If you’re interested in LASIK surgery but are worried about the potential risks and side effects, Dr. Kelly will be happy to address your concerns. Please contact us to schedule a free, comprehensive LASIK vision correction consultation.

Important side effects to be aware of are as follows:

Undercorrection/Overcorrection:

The excimer lasers that are used to perform LASIK are highly precise. However, in a small percentage of cases there may be residual nearsightedness, farsightedness or astigmatism after LASIK. Fortunately, these side effects are easily treatable with enhancement procedures typically performed as soon as 12 weeks after the first procedure. The enhancements are used to optimize the visual outcome. Rarely, there may be a mild long-term reduction in results known as regression. Regression may be treated with enhancements or a mild pair of glasses or contacts.

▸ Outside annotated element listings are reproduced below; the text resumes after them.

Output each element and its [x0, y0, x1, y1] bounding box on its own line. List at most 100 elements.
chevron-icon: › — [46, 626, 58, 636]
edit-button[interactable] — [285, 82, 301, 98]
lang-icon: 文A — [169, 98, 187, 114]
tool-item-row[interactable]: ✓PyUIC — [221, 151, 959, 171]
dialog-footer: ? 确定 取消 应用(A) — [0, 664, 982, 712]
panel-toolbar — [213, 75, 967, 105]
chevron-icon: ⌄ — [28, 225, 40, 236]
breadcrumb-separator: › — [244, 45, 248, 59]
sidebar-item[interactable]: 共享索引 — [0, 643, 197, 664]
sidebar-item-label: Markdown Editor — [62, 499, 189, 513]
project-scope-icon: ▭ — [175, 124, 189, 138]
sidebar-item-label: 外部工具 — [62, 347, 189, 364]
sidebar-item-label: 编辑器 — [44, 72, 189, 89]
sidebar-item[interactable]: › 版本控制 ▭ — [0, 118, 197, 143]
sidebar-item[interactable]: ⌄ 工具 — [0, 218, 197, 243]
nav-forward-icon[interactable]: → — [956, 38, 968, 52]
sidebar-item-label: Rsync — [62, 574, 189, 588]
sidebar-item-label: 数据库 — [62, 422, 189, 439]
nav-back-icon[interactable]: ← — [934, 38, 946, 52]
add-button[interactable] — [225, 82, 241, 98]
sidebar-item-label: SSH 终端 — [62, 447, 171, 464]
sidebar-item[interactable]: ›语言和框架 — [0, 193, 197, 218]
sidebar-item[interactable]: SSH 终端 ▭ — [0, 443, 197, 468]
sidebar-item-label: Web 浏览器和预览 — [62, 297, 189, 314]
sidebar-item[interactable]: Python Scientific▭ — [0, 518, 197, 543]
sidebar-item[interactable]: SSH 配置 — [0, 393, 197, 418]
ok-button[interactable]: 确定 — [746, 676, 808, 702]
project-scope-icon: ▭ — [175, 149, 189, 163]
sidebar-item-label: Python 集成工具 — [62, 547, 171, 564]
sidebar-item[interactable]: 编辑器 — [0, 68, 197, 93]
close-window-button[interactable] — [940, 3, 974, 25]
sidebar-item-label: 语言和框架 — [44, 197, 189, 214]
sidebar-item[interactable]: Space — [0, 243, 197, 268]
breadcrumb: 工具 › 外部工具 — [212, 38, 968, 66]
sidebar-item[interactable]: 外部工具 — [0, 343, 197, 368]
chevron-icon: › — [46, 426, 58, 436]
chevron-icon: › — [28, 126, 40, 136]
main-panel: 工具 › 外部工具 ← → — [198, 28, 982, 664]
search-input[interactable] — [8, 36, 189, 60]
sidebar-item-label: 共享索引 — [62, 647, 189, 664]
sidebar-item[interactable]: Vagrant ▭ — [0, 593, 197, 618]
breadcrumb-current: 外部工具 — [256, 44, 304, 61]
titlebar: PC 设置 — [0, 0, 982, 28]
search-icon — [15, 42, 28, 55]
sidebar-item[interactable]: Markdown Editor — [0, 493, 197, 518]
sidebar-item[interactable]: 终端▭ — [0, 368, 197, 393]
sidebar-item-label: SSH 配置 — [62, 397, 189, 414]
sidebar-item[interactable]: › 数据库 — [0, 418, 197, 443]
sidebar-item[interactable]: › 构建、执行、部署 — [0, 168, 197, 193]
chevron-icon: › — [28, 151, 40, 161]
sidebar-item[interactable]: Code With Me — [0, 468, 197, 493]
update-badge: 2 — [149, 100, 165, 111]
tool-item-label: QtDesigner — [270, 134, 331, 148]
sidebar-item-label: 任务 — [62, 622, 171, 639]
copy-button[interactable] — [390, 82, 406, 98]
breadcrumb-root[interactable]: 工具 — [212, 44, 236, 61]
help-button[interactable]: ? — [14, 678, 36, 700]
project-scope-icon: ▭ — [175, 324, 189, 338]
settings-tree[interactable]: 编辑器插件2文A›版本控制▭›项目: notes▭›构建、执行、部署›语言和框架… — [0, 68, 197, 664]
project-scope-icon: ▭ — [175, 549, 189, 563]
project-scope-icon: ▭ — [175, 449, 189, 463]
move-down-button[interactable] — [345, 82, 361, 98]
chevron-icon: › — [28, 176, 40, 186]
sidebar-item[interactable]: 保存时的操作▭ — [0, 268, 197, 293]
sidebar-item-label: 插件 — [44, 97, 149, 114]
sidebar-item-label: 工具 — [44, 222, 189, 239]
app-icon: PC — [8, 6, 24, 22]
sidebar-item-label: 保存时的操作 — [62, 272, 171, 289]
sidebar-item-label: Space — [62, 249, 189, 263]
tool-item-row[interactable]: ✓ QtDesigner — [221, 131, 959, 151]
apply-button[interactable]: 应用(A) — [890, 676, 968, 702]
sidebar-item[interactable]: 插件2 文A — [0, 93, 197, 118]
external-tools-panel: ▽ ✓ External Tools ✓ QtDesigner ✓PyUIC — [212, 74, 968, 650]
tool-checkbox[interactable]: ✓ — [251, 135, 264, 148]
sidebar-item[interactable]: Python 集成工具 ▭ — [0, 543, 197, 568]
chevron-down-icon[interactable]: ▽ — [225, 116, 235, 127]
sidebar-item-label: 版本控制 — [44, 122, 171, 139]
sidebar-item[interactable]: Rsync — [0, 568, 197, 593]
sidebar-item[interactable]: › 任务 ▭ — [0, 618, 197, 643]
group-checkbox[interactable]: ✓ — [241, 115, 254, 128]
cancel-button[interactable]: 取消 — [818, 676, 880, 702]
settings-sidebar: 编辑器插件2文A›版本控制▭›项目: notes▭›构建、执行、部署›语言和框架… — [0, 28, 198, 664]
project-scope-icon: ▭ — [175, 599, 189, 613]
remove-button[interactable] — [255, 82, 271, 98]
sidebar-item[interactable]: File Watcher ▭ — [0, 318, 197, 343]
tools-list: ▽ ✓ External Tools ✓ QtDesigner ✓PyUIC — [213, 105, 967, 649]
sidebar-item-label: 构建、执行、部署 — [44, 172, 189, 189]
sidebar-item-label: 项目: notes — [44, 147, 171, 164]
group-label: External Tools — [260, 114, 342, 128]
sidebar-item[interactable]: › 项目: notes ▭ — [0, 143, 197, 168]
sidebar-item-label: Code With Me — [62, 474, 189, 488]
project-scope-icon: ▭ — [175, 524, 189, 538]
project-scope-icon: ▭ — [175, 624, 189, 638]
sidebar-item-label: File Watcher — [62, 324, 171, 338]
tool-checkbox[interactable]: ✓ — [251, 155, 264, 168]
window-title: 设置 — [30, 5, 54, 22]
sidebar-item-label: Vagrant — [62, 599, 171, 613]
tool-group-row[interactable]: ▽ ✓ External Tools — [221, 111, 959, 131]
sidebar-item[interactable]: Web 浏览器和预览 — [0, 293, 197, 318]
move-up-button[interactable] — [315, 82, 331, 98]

On occasion, the cornea may not have sufficient thickness for an enhancement and glasses or contacts may have to be used to optimize vision. Dr. Kelly bases the need for an enhancement on patient satisfaction and relevant medical factors. An enhancement can be performed at almost any time beyond 12 weeks after the initial procedure. In general, the higher the initial degree of visual error the higher the probability of needing an enhancement.

Loss of Best-Corrected Vision:

LASIK cannot provide perfect vision to every patient. An extremely small percentage of patients do not see as well after LASIK as they did with their glasses or contact lenses before LASIK. This may be true even with the use of glasses or contacts or enhancements after LASIK. This may be due to loss of contrast sensitivity. Contrast sensitivity is the ability to distinguish individual objects from one another. It is the distinctness of vision. It usually improves over time. Bear in mind that almost everyone who has undergone LASIK finds their vision to be equal to or better than it was with glasses or contacts before LASIK.

Glare/Haloes:

Especially under dim lighting conditions some patients report that the aura around certain lights appears more noticeable after LASIK than before. This condition often improves throughout the healing period. Although highly unlikely, it can possibly affect one’s ability to function at night, such as when driving an automobile.

Dry Eye:

It is very common for the eyes to experience dryness after the LASIK procedure. Dryness is usually described as an uncomfortable scratchy and sandy feeling in the eyes. It is temporary in the overwhelming majority of cases but may be chronic in a tiny percentage. It is treated with artificial rewetting drops among other methods.

Presbyopia:

This is an age related vision change and not a LASIK complication. It is the gradual loss of ability to focus on near objects. Presbyopia typically begins at around age 40-45 and progresses into the 60s. LASIK does not correct presbyopia. Presbyopia is usually corrected with over-the-counter reading glasses to see near objects. Monovision is a technique that can be used with LASIK where one eye is corrected to see distant objects and the other eye is corrected to see near objects. It dramatically reduces a presbyopic person’s dependence on reading glasses. However, it usually decreases one’s depth perception and peripheral vision. Monovision is considered by many to be a viable compromise to correct distance and near vision for the person with presbyopia. Dr. Kelly usually has patients considering monovision undergo a trial with contact lenses before the procedure.

Fluctuating Vision:

It is common for vision to fluctuate during the first few weeks to months after laser vision correction. One may experience episodes of clear vision combined with intermittent episodes of blurry or hazy vision. Light sensitivity is common. All of these side effects diminish with time.

Red Patches:

It is also common for red spots to be present over the white parts of the eyes for a several weeks after LASIK. They completely resolve and are harmless.

Corneal Scarring:

This is one of the most dreaded complications after LASIK but is extremely rare. It can be the result of infection or flap problems. There have been cases where scarring has caused very poor vision requiring cornea transplant for treatment.
Please keep in mind that vision threatening complications are extraordinarily rare. Most side effects resolve over time and can be treated successfully.
The healing process is an important determinant in the final result. Everyone heals in an individual manner that is not always predictable. Healing determines, in part, the speed of recovery, the sharpness of vision, and the likelihood of the need for an enhancement. The medications Dr. Kelly prescribes assist in the healing process after LASIK should be used according to the instructions. As a general rule, the higher the initial visual error the longer the healing.
It is important that anyone considering laser vision correction have realistic expectations. People looking for perfect vision after LASIK run the risk of being disappointed. Dr. Kelly is proud that 99% of his patients achieve vision within 2 lines of 20/20. In his experienced hands, using the best technology, success is likely but not guaranteed.